Digitalisierung meistern als gemeinsames Lernerlebnis
Besonders wertvoll ist für mich, dass solche Termine kein Einzelwissen erzeugen. Wir fahren gemeinsam hin, tauschen uns schon auf der Fahrt aus und reflektieren danach im Team, was wir gesehen haben. So entsteht ein gemeinsames Bild davon, wohin die Reise gehen kann – und nicht das Gefühl, dass Zukunftswissen nur bei wenigen hängen bleibt.
Digitalisierung meistern stärkt Vertrauen und Veränderungsbereitschaft
Wenn unsere Chefs uns zu solchen Veranstaltungen mitnehmen, ist das ein starkes Signal von Wertschätzung. Es zeigt: Eure Meinung zählt, Ihr sollt verstehen, warum wir bestimmte Entscheidungen treffen. Für mich erhöht das die Bereitschaft enorm, Veränderungen mitzutragen – auch dann, wenn sie im Alltag erst einmal anstrengend sind. Wir waren schon mehrmals auf der Steuerberater Expo und einer TaxArena.

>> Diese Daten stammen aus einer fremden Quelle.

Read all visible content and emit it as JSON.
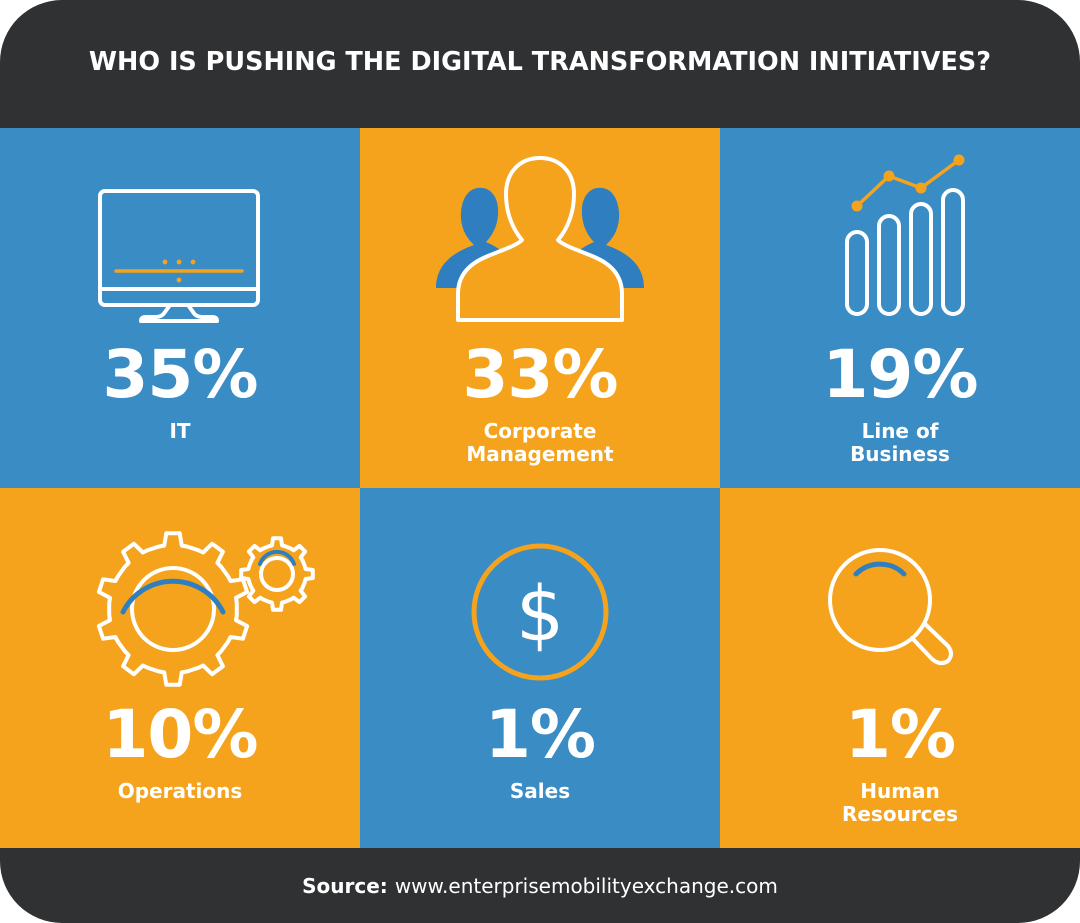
{
  "title": "WHO IS PUSHING THE DIGITAL TRANSFORMATION INITIATIVES?",
  "colors": {
    "background": "#2f3133",
    "blue": "#3a8cc4",
    "orange": "#f5a31c",
    "text": "#ffffff"
  },
  "chart_data": {
    "type": "table",
    "title": "WHO IS PUSHING THE DIGITAL TRANSFORMATION INITIATIVES?",
    "unit": "%",
    "categories": [
      "IT",
      "Corporate Management",
      "Line of Business",
      "Operations",
      "Sales",
      "Human Resources"
    ],
    "values": [
      35,
      33,
      19,
      10,
      1,
      1
    ],
    "tiles": [
      {
        "percent": "35%",
        "label_lines": [
          "IT"
        ],
        "color": "blue",
        "icon": "monitor-icon"
      },
      {
        "percent": "33%",
        "label_lines": [
          "Corporate",
          "Management"
        ],
        "color": "orange",
        "icon": "people-icon"
      },
      {
        "percent": "19%",
        "label_lines": [
          "Line of",
          "Business"
        ],
        "color": "blue",
        "icon": "bar-chart-icon"
      },
      {
        "percent": "10%",
        "label_lines": [
          "Operations"
        ],
        "color": "orange",
        "icon": "gears-icon"
      },
      {
        "percent": "1%",
        "label_lines": [
          "Sales"
        ],
        "color": "blue",
        "icon": "dollar-icon"
      },
      {
        "percent": "1%",
        "label_lines": [
          "Human",
          "Resources"
        ],
        "color": "orange",
        "icon": "magnifier-icon"
      }
    ]
  },
  "footer": {
    "source_label": "Source:",
    "source_url": "www.enterprisemobilityexchange.com"
  }
}
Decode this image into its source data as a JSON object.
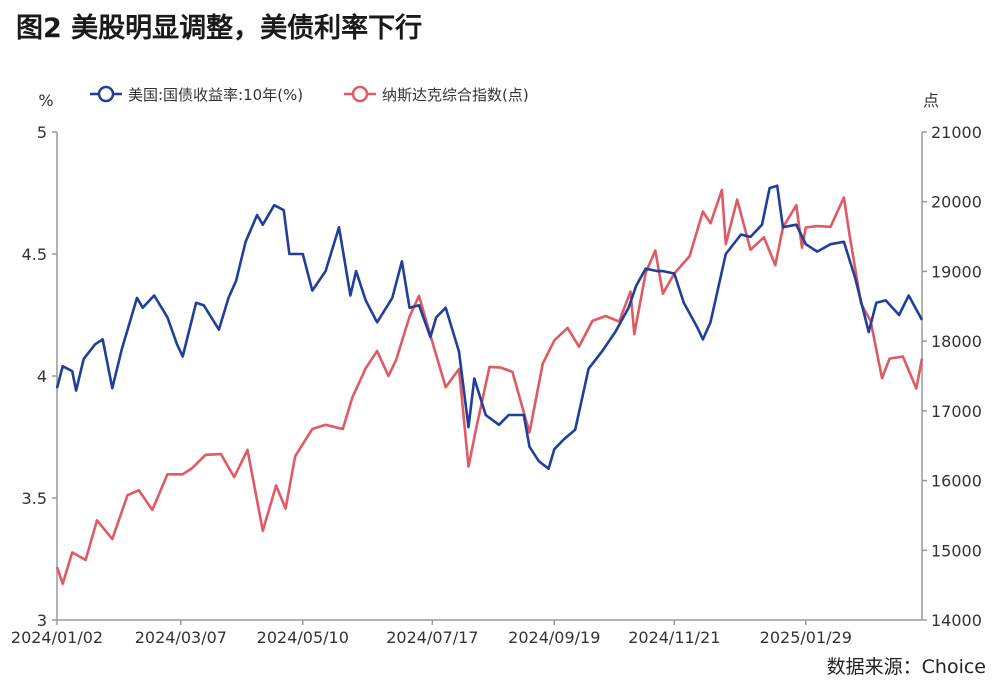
{
  "title": "图2  美股明显调整，美债利率下行",
  "source": "数据来源：Choice",
  "chart_data": {
    "type": "line",
    "title": "图2  美股明显调整，美债利率下行",
    "left_axis": {
      "unit": "%",
      "range": [
        3,
        5
      ],
      "ticks": [
        "3",
        "3.5",
        "4",
        "4.5",
        "5"
      ]
    },
    "right_axis": {
      "unit": "点",
      "range": [
        14000,
        21000
      ],
      "ticks": [
        "14000",
        "15000",
        "16000",
        "17000",
        "18000",
        "19000",
        "20000",
        "21000"
      ]
    },
    "x_ticks": [
      "2024/01/02",
      "2024/03/07",
      "2024/05/10",
      "2024/07/17",
      "2024/09/19",
      "2024/11/21",
      "2025/01/29"
    ],
    "x_range": [
      "2024/01/02",
      "2025/03/31"
    ],
    "grid": false,
    "legend_position": "top",
    "series": [
      {
        "name": "美国:国债收益率:10年(%)",
        "axis": "left",
        "color": "#1f3f99",
        "points": [
          [
            "2024/01/02",
            3.95
          ],
          [
            "2024/01/05",
            4.04
          ],
          [
            "2024/01/10",
            4.02
          ],
          [
            "2024/01/12",
            3.94
          ],
          [
            "2024/01/16",
            4.07
          ],
          [
            "2024/01/22",
            4.13
          ],
          [
            "2024/01/26",
            4.15
          ],
          [
            "2024/01/31",
            3.95
          ],
          [
            "2024/02/05",
            4.11
          ],
          [
            "2024/02/13",
            4.32
          ],
          [
            "2024/02/16",
            4.28
          ],
          [
            "2024/02/22",
            4.33
          ],
          [
            "2024/02/29",
            4.24
          ],
          [
            "2024/03/05",
            4.13
          ],
          [
            "2024/03/08",
            4.08
          ],
          [
            "2024/03/15",
            4.3
          ],
          [
            "2024/03/19",
            4.29
          ],
          [
            "2024/03/27",
            4.19
          ],
          [
            "2024/04/01",
            4.32
          ],
          [
            "2024/04/05",
            4.39
          ],
          [
            "2024/04/10",
            4.55
          ],
          [
            "2024/04/16",
            4.66
          ],
          [
            "2024/04/19",
            4.62
          ],
          [
            "2024/04/25",
            4.7
          ],
          [
            "2024/04/30",
            4.68
          ],
          [
            "2024/05/03",
            4.5
          ],
          [
            "2024/05/10",
            4.5
          ],
          [
            "2024/05/15",
            4.35
          ],
          [
            "2024/05/22",
            4.43
          ],
          [
            "2024/05/29",
            4.61
          ],
          [
            "2024/06/04",
            4.33
          ],
          [
            "2024/06/07",
            4.43
          ],
          [
            "2024/06/12",
            4.31
          ],
          [
            "2024/06/18",
            4.22
          ],
          [
            "2024/06/26",
            4.32
          ],
          [
            "2024/07/01",
            4.47
          ],
          [
            "2024/07/05",
            4.28
          ],
          [
            "2024/07/10",
            4.29
          ],
          [
            "2024/07/16",
            4.16
          ],
          [
            "2024/07/19",
            4.24
          ],
          [
            "2024/07/24",
            4.28
          ],
          [
            "2024/07/31",
            4.1
          ],
          [
            "2024/08/05",
            3.79
          ],
          [
            "2024/08/08",
            3.99
          ],
          [
            "2024/08/14",
            3.84
          ],
          [
            "2024/08/21",
            3.8
          ],
          [
            "2024/08/26",
            3.84
          ],
          [
            "2024/09/03",
            3.84
          ],
          [
            "2024/09/06",
            3.71
          ],
          [
            "2024/09/11",
            3.65
          ],
          [
            "2024/09/16",
            3.62
          ],
          [
            "2024/09/19",
            3.7
          ],
          [
            "2024/09/24",
            3.74
          ],
          [
            "2024/09/30",
            3.78
          ],
          [
            "2024/10/07",
            4.03
          ],
          [
            "2024/10/14",
            4.1
          ],
          [
            "2024/10/21",
            4.18
          ],
          [
            "2024/10/28",
            4.28
          ],
          [
            "2024/11/01",
            4.37
          ],
          [
            "2024/11/06",
            4.44
          ],
          [
            "2024/11/12",
            4.43
          ],
          [
            "2024/11/15",
            4.43
          ],
          [
            "2024/11/21",
            4.42
          ],
          [
            "2024/11/26",
            4.3
          ],
          [
            "2024/12/03",
            4.2
          ],
          [
            "2024/12/06",
            4.15
          ],
          [
            "2024/12/10",
            4.22
          ],
          [
            "2024/12/18",
            4.5
          ],
          [
            "2024/12/26",
            4.58
          ],
          [
            "2024/12/31",
            4.57
          ],
          [
            "2025/01/06",
            4.62
          ],
          [
            "2025/01/10",
            4.77
          ],
          [
            "2025/01/14",
            4.78
          ],
          [
            "2025/01/17",
            4.61
          ],
          [
            "2025/01/24",
            4.62
          ],
          [
            "2025/01/29",
            4.54
          ],
          [
            "2025/02/04",
            4.51
          ],
          [
            "2025/02/11",
            4.54
          ],
          [
            "2025/02/18",
            4.55
          ],
          [
            "2025/02/24",
            4.4
          ],
          [
            "2025/03/03",
            4.18
          ],
          [
            "2025/03/07",
            4.3
          ],
          [
            "2025/03/12",
            4.31
          ],
          [
            "2025/03/19",
            4.25
          ],
          [
            "2025/03/24",
            4.33
          ],
          [
            "2025/03/31",
            4.23
          ]
        ]
      },
      {
        "name": "纳斯达克综合指数(点)",
        "axis": "right",
        "color": "#e05a63",
        "points": [
          [
            "2024/01/02",
            14760
          ],
          [
            "2024/01/05",
            14520
          ],
          [
            "2024/01/10",
            14970
          ],
          [
            "2024/01/17",
            14860
          ],
          [
            "2024/01/23",
            15430
          ],
          [
            "2024/01/31",
            15160
          ],
          [
            "2024/02/08",
            15790
          ],
          [
            "2024/02/14",
            15860
          ],
          [
            "2024/02/21",
            15580
          ],
          [
            "2024/02/29",
            16090
          ],
          [
            "2024/03/08",
            16090
          ],
          [
            "2024/03/13",
            16180
          ],
          [
            "2024/03/20",
            16370
          ],
          [
            "2024/03/28",
            16380
          ],
          [
            "2024/04/04",
            16050
          ],
          [
            "2024/04/11",
            16440
          ],
          [
            "2024/04/19",
            15280
          ],
          [
            "2024/04/26",
            15930
          ],
          [
            "2024/05/01",
            15600
          ],
          [
            "2024/05/06",
            16350
          ],
          [
            "2024/05/15",
            16740
          ],
          [
            "2024/05/22",
            16800
          ],
          [
            "2024/05/31",
            16740
          ],
          [
            "2024/06/05",
            17190
          ],
          [
            "2024/06/12",
            17610
          ],
          [
            "2024/06/18",
            17860
          ],
          [
            "2024/06/24",
            17500
          ],
          [
            "2024/06/28",
            17730
          ],
          [
            "2024/07/05",
            18350
          ],
          [
            "2024/07/10",
            18650
          ],
          [
            "2024/07/17",
            17990
          ],
          [
            "2024/07/24",
            17340
          ],
          [
            "2024/07/31",
            17600
          ],
          [
            "2024/08/05",
            16200
          ],
          [
            "2024/08/09",
            16750
          ],
          [
            "2024/08/16",
            17630
          ],
          [
            "2024/08/22",
            17620
          ],
          [
            "2024/08/28",
            17560
          ],
          [
            "2024/09/06",
            16690
          ],
          [
            "2024/09/13",
            17680
          ],
          [
            "2024/09/19",
            18010
          ],
          [
            "2024/09/26",
            18190
          ],
          [
            "2024/10/02",
            17920
          ],
          [
            "2024/10/09",
            18290
          ],
          [
            "2024/10/16",
            18360
          ],
          [
            "2024/10/23",
            18280
          ],
          [
            "2024/10/29",
            18710
          ],
          [
            "2024/10/31",
            18100
          ],
          [
            "2024/11/06",
            18980
          ],
          [
            "2024/11/11",
            19300
          ],
          [
            "2024/11/15",
            18680
          ],
          [
            "2024/11/21",
            18970
          ],
          [
            "2024/11/29",
            19220
          ],
          [
            "2024/12/06",
            19860
          ],
          [
            "2024/12/10",
            19690
          ],
          [
            "2024/12/16",
            20170
          ],
          [
            "2024/12/18",
            19390
          ],
          [
            "2024/12/24",
            20030
          ],
          [
            "2024/12/31",
            19310
          ],
          [
            "2025/01/07",
            19490
          ],
          [
            "2025/01/13",
            19090
          ],
          [
            "2025/01/17",
            19630
          ],
          [
            "2025/01/24",
            19950
          ],
          [
            "2025/01/27",
            19340
          ],
          [
            "2025/01/29",
            19630
          ],
          [
            "2025/02/04",
            19650
          ],
          [
            "2025/02/11",
            19640
          ],
          [
            "2025/02/18",
            20060
          ],
          [
            "2025/02/21",
            19520
          ],
          [
            "2025/02/27",
            18540
          ],
          [
            "2025/03/04",
            18290
          ],
          [
            "2025/03/10",
            17470
          ],
          [
            "2025/03/14",
            17750
          ],
          [
            "2025/03/21",
            17780
          ],
          [
            "2025/03/28",
            17320
          ],
          [
            "2025/03/31",
            17750
          ]
        ]
      }
    ]
  }
}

Digitalisierung meistern heißt: Inspiration zulassen, nicht alles umsetzen
Nicht jede Idee von einer Messe wird umgesetzt – und das ist auch gar nicht der Anspruch. Entscheidend ist die Inspiration. Sie öffnet den Blick, macht Mut und hilft uns, Digitalisierung nicht als Bedrohung, sondern als Entwicklungschance zu sehen.
Meine Kollegin Jutta, die nicht immer die Erste sein muss, wenn es ums Testen eines neuen Tools geht, sagt immer: Glücklicherweise haben wir Chefs, die mit Hirn digitalisieren. Unsere Fragen sind immer: Was muss bleiben? Was wollen wir (warum) ändern? Was ist neu? Was kann weg? Und zwar genau in der Reihenfolge.
Unsere Vorgehensweise bei der Umsetzung der Digitalisierung findest du im Blogbeitrag „Go digital – der pfiffige rote Faden für die Digitalisierung“.
Bonus-Hack: Inno-Wear – Digitalisierung meistern sichtbar machen
Manchmal helfen ganz einfache Dinge, um im Kopf umzuschalten. Bei uns ist das die sogenannte Inno-Wear: Hoodies, T-Shirts oder andere Kleidungsstücke, die wir gezielt bei Zukunftsformaten, Workshops oder Veränderungsprojekten tragen. Klingt banal, wirkt aber erstaunlich stark.
Fazit: Digitalisierung meistern wir nicht allein – sondern als Team
Digitalisierung meistern wir nicht mit Tools oder Projektplänen, sondern mit Haltung, Vertrauen und einer Kanzleileitung, die uns Mitarbeitende wirklich mitnimmt. Wenn Sinn, Raum, Sicherheit, Anerkennung und Beteiligung zusammenkommen, wird aus Veränderung kein Stressfaktor, sondern gemeinsame Entwicklung.
Mein klarer Appell: Wenn Ihr Digitalisierung meistern wollt, schaut nicht zuerst auf Software – sondern darauf, wie Ihr Euer Team durch den Wandel führt. Denn Technik kann man kaufen, echte Bereitschaft nicht.